Basnet S, Venepalli PK, Andoh J, Verhulst S, Koirala J. Effect of normal saline and half normal saline on serum electrolytes during recovery phase of diabetic ketoacidosis. J Intensive Care Med. 2014 Jan-Feb;29(1):38-42.

Objective: This study aims to describe the effect of 0.9% saline (NS) versus 0.45% saline (half NS) when used during recovery phase of diabetic ketoacidosis (DKA) in children.

Methods: A retrospective analysis of all children (1-18 years old) with DKA admitted in the pediatric intensive care unit (PICU) from 2005 to 2009 was undertaken. The primary end point was effect on serum electrolytes and acidosis.

Results: Compared to 47 patients who received only NS (group A) throughout the recovery period and 33 patients who received NS but were switched to half NS (group B) at some point during recovery, 41 who received only half NS (group C) had a significant decrease in corrected serum sodium (P < .01).
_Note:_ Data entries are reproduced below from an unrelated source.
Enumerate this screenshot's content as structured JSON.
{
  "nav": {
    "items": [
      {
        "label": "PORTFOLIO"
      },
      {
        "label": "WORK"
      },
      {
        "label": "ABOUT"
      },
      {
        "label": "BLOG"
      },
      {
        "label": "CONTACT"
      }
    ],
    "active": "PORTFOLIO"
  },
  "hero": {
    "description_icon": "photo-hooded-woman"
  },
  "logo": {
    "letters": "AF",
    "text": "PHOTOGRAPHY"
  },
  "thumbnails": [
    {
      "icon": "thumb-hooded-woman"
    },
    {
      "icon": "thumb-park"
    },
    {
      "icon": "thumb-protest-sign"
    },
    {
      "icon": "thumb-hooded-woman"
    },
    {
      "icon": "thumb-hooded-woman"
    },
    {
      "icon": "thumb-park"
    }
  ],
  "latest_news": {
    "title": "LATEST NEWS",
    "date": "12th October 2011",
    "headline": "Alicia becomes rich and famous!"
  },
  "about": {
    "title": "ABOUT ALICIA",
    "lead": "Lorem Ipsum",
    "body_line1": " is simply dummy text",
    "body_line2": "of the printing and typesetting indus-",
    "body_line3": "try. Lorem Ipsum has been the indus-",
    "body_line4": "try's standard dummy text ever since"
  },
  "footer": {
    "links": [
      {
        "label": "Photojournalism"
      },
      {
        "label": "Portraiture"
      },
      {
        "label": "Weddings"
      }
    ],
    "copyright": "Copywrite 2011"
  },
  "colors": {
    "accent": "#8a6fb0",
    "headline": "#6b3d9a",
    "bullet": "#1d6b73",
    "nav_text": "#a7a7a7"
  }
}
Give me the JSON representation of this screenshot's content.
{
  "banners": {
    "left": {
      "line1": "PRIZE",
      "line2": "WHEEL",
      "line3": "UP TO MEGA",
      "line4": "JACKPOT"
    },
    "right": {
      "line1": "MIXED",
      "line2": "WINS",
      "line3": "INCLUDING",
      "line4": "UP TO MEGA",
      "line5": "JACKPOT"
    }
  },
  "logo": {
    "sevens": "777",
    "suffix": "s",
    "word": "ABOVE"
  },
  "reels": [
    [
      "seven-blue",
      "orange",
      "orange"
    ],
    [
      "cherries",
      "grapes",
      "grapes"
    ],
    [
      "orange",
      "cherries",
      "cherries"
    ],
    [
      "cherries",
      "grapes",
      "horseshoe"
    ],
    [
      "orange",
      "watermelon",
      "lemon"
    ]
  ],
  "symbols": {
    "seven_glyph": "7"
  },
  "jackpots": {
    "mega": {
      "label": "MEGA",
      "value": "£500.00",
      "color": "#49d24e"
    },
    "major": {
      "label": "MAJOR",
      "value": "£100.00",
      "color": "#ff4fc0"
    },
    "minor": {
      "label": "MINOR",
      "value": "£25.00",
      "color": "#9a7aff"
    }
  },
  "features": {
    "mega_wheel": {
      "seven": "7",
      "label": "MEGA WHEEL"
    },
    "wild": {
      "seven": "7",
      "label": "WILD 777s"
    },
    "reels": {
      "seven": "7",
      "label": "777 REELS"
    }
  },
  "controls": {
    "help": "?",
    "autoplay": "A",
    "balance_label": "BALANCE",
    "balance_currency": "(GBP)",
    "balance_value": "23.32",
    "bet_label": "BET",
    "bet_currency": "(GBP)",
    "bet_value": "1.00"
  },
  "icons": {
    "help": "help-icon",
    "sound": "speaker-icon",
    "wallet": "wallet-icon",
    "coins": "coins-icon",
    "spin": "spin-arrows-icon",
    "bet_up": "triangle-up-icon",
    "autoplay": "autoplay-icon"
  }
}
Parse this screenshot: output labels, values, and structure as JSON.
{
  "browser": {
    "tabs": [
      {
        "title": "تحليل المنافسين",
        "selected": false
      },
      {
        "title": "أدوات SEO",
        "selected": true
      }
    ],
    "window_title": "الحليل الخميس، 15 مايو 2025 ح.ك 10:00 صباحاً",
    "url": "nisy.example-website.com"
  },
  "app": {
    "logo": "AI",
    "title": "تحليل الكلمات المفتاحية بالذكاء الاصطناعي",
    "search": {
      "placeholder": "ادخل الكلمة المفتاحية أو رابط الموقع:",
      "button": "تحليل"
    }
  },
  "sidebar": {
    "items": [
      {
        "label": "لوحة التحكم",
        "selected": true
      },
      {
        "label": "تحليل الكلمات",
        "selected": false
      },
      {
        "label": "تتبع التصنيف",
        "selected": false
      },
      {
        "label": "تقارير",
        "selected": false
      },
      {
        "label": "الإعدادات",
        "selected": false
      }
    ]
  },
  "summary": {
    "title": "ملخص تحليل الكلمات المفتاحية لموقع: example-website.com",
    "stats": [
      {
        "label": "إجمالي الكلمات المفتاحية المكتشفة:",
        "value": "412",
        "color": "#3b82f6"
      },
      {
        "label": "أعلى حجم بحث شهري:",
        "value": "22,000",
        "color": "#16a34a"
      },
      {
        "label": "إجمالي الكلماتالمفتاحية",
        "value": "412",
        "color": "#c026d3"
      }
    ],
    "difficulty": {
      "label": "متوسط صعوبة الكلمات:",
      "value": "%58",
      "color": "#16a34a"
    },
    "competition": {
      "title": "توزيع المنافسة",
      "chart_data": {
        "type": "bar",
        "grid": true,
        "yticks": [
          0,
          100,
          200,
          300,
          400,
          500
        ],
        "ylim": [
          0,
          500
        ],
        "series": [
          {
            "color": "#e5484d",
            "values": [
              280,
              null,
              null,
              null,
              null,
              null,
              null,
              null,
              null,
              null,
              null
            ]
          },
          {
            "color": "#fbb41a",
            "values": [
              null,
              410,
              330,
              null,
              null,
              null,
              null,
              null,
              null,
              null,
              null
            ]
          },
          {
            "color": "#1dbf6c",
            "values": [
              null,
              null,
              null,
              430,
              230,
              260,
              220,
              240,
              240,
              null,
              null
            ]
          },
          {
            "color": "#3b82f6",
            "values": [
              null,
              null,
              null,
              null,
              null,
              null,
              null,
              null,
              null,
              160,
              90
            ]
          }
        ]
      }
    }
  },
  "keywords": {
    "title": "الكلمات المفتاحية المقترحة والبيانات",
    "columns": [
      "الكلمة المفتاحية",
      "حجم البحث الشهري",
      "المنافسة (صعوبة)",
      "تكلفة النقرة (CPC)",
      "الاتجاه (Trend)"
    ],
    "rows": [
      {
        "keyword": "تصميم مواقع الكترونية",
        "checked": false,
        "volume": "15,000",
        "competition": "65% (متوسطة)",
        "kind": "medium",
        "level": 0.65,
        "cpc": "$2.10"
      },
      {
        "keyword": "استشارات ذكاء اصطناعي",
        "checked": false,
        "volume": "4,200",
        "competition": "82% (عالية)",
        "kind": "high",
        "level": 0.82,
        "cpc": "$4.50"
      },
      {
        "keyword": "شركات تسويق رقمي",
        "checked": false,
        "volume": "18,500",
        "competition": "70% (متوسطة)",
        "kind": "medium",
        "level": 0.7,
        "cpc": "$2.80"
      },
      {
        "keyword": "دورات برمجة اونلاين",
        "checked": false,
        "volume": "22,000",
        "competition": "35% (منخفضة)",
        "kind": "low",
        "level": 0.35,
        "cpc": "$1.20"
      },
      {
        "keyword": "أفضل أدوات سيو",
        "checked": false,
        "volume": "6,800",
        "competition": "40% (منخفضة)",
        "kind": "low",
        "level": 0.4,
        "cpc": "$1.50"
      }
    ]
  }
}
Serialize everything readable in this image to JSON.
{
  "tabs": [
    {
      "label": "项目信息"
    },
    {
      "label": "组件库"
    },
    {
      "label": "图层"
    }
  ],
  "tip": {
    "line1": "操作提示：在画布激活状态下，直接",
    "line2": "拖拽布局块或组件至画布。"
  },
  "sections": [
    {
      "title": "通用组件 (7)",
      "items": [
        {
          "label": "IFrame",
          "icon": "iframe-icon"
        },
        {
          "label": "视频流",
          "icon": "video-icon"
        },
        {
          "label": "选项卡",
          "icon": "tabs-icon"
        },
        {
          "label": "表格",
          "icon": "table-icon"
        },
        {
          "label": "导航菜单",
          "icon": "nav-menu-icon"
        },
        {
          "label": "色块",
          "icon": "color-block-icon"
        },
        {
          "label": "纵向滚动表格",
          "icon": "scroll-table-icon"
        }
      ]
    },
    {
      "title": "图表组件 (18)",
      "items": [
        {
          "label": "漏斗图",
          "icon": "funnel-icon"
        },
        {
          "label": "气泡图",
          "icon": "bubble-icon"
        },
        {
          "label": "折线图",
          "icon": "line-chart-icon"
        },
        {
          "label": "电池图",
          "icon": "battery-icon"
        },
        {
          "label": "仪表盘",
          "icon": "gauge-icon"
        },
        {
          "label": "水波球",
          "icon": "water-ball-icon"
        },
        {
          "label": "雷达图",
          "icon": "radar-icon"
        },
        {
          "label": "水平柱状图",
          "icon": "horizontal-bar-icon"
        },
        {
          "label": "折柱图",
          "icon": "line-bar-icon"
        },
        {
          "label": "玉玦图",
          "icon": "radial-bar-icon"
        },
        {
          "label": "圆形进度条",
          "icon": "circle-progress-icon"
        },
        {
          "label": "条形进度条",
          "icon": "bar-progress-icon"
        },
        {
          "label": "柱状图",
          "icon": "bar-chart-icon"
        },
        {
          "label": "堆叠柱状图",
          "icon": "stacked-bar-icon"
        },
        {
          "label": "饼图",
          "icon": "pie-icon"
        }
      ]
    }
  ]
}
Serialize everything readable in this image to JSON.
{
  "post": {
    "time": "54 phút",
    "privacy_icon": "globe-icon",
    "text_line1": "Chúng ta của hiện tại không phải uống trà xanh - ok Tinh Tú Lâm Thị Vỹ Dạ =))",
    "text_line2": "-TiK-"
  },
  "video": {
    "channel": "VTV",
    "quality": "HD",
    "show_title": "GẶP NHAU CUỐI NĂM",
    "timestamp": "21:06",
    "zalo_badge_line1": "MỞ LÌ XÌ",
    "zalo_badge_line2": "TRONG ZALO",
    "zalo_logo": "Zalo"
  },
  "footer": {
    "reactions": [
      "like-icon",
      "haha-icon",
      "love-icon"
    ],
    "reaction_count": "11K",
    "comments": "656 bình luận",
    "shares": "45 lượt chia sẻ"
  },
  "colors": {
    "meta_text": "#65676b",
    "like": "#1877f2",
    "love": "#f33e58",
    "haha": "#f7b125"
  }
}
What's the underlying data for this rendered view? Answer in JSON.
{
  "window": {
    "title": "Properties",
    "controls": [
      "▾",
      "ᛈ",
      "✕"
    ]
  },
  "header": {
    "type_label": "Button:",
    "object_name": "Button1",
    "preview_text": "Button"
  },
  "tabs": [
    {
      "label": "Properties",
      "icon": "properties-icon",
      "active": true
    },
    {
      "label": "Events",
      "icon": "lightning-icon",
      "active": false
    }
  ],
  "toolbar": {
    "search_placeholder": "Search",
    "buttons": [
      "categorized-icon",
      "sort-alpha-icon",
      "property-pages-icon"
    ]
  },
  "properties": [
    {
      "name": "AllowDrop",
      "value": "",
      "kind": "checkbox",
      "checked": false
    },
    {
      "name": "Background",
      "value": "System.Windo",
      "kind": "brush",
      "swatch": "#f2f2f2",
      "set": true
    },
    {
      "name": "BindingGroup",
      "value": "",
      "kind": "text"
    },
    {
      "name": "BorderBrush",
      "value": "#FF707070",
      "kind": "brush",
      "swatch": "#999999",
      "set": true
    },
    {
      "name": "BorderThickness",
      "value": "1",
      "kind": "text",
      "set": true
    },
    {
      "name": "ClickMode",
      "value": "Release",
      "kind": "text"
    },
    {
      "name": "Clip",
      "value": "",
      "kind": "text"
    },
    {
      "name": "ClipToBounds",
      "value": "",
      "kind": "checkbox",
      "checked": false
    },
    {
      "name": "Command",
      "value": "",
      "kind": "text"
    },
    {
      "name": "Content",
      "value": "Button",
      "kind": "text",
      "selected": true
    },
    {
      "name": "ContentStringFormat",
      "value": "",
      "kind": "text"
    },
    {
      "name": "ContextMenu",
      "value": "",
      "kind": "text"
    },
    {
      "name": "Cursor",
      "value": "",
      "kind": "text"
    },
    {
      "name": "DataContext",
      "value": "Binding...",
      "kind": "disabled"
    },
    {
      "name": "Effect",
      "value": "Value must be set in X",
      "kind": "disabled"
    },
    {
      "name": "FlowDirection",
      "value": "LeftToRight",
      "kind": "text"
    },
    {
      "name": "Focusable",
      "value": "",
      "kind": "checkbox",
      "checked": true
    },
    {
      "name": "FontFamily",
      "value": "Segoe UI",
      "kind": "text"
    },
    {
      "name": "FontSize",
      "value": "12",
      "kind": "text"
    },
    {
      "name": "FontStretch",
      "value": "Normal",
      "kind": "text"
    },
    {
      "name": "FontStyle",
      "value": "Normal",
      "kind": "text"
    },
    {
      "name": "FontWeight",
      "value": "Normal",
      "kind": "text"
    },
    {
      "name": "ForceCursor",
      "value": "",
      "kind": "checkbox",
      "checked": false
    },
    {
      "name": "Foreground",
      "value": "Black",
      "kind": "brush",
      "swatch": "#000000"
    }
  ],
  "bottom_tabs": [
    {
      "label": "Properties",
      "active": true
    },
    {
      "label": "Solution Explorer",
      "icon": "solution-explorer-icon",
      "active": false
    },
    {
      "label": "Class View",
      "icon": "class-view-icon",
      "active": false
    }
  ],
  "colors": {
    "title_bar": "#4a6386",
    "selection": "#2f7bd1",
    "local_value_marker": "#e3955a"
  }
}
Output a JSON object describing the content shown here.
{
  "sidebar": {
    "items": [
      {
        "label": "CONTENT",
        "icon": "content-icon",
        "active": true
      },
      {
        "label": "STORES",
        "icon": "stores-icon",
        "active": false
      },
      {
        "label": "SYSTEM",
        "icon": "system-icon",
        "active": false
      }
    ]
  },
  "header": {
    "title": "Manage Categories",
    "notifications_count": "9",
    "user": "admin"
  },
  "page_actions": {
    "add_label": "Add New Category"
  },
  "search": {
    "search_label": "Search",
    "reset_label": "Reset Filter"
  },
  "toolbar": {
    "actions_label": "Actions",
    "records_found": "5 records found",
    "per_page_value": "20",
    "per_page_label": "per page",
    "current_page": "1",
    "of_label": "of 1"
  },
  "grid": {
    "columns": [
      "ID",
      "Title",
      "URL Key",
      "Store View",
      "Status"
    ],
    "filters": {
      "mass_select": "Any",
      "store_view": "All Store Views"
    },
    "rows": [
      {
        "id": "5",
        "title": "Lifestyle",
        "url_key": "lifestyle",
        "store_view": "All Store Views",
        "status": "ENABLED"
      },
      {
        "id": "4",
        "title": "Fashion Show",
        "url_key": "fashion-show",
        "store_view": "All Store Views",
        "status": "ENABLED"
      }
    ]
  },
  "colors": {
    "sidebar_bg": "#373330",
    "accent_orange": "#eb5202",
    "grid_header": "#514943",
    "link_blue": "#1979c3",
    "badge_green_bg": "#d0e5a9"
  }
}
Hyperchloremia leading to nonanion gap acidosis was significantly greater in NS groups A and B than in half NS group C (P < .01). This led to increased duration of insulin infusion and length of stay in the PICU in the NS groups.

Conclusions: Hyperchloremia resulting in nonanion gap acidosis can occur and may prolong the duration of insulin infusion and length of PICU stay in patients receiving NS as post-bolus rehydration fluid. Alternatively, the use of half NS may result in a decrease in serum-corrected sodium. Providers need to be vigilant toward this while using higher or lower sodium chloride when managing children with DKA. Larger trials are required to study the clinical significance of the results of this study.